Detail from Hi, How Are You album cover

‘Hi, How Are You?’

Eugene musicians pay tribute to the music of Daniel Johnston

Like a lot of people, Eugene musician Sarah Boehm discovered Daniel Johnston via the  The Devil and Daniel Johnston,  a 2005 documentary about the Austin musician. Johnston died in September from what’s believed to have been a heart attack. He was 58.

“When I heard of him passing, it truly felt like I had lost someone close. I cried,” Boehm says. 

Boehm, along with Betty Jaeger of Eugene band Baroque Betty, has now planned a Johnston tribute show, Don’t Be Sad I Know You Will: A Tribute to Daniel Johnston, for Nov. 23 at Luckey’s.

The riddle of Johnston’s music — little lo-fi pop songs, often recorded at home, with as much poetry as Dylan and the same sense of musical transcendence as Brian Wilson’s much more sumptuous compositions — lies in the songwriter’s struggle with schizophrenia and bipolar disorder. 

It’s reductive, though, to attribute all of Johnston’s magic to a fluke of the non-neurotypical mind. There’s too much rapture in the songs, a kind derangement that cuts close to the truth. Even if you’ve never heard Johnston, the first time you do it feels like a friend.

An old boyfriend helped Jaeger discover Johnston. “Daniel became a person I genuinely wanted to get to know. I fell in love with this profoundly vulnerable human being,” she says.

Jaeger and Boehm floated the idea of a local Johnston tribute on social media, and the response was overwhelming. In addition to performances from Boehm and Jaeger, artists appearing at the tribute include Michael Roderick of Mood Area 52, Megan Johns, Dubious, Colin Redmond of Le Rev and Lauren Hay of Snow White.

Johnston was also a visual artist, and several of his cartoon drawings were included in the 2006 Whitney Biennial. A cover he drew for his 1983 album Hi, How Are You was popularized when Kurt Cobain wore a t-shirt with its picture of a friendly frog.

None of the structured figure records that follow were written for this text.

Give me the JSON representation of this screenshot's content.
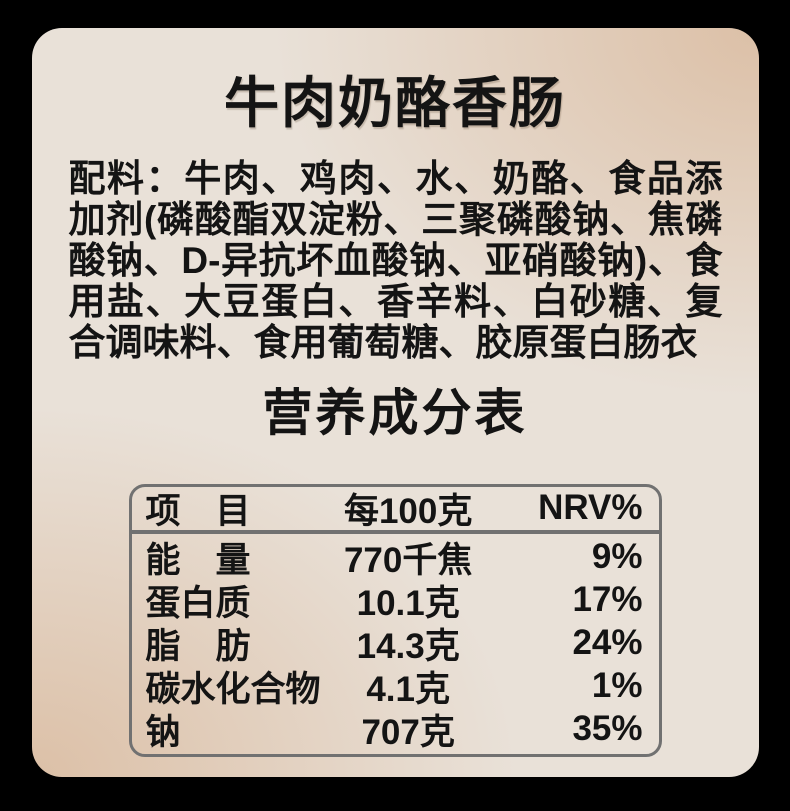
{
  "product": {
    "title": "牛肉奶酪香肠"
  },
  "ingredients": {
    "label": "配料：",
    "text": "牛肉、鸡肉、水、奶酪、食品添加剂(磷酸酯双淀粉、三聚磷酸钠、焦磷酸钠、D-异抗坏血酸钠、亚硝酸钠)、食用盐、大豆蛋白、香辛料、白砂糖、复合调味料、食用葡萄糖、胶原蛋白肠衣"
  },
  "nutrition": {
    "title": "营养成分表",
    "table": {
      "headers": [
        "项　目",
        "每100克",
        "NRV%"
      ],
      "rows": [
        {
          "item": "能　量",
          "per100g": "770千焦",
          "nrv": "9%"
        },
        {
          "item": "蛋白质",
          "per100g": "10.1克",
          "nrv": "17%"
        },
        {
          "item": "脂　肪",
          "per100g": "14.3克",
          "nrv": "24%"
        },
        {
          "item": "碳水化合物",
          "per100g": "4.1克",
          "nrv": "1%"
        },
        {
          "item": "钠",
          "per100g": "707克",
          "nrv": "35%"
        }
      ]
    }
  },
  "colors": {
    "page_background": "#000000",
    "card_base": "#e9e1d8",
    "card_accent": "#dcc0a7",
    "table_border": "#717171",
    "text": "#141414"
  }
}
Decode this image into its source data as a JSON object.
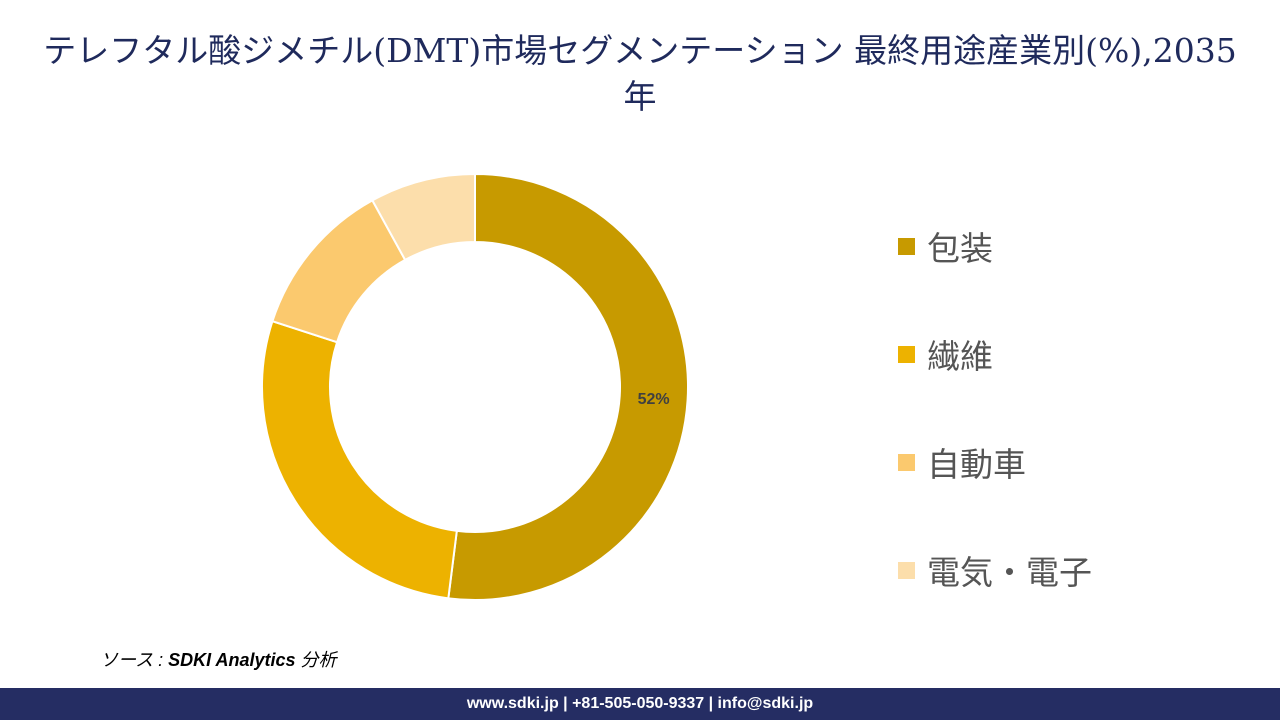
{
  "chart_data": {
    "type": "pie",
    "donut": true,
    "title": "テレフタル酸ジメチル(DMT)市場セグメンテーション 最終用途産業別(%),2035年",
    "categories": [
      "包装",
      "繊維",
      "自動車",
      "電気・電子"
    ],
    "values": [
      52,
      28,
      12,
      8
    ],
    "colors": [
      "#C79A00",
      "#EDB200",
      "#FBC96E",
      "#FCDEAB"
    ],
    "data_labels": [
      "52%",
      "",
      "",
      ""
    ],
    "legend_position": "right"
  },
  "source": {
    "prefix": "ソース : ",
    "name": "SDKI Analytics",
    "suffix": " 分析"
  },
  "footer": {
    "text": "www.sdki.jp | +81-505-050-9337 | info@sdki.jp"
  }
}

“As a person who feels emotion very deeply, and who has struggled with mental illness, anxiety and depression, Daniel Johnston songs tackle these subjects deeply and with great honesty and rawness,” Boehm says. “His music sort of leaks this sense of intense heartbreak, and yet it’s sprinkled with all kinds of subtle humor. His music requires an open heart.”

Don’t Be Sad I Know You Will: A Tribute to Daniel Johnston is 10 pm Saturday, Nov. 23, at Luckey’s, $5, 21-plus. All proceeds benefit the Hi, How Are You Project, a nonprofit created with the support of Johnston and his family to inspire new conversations around mental health issues.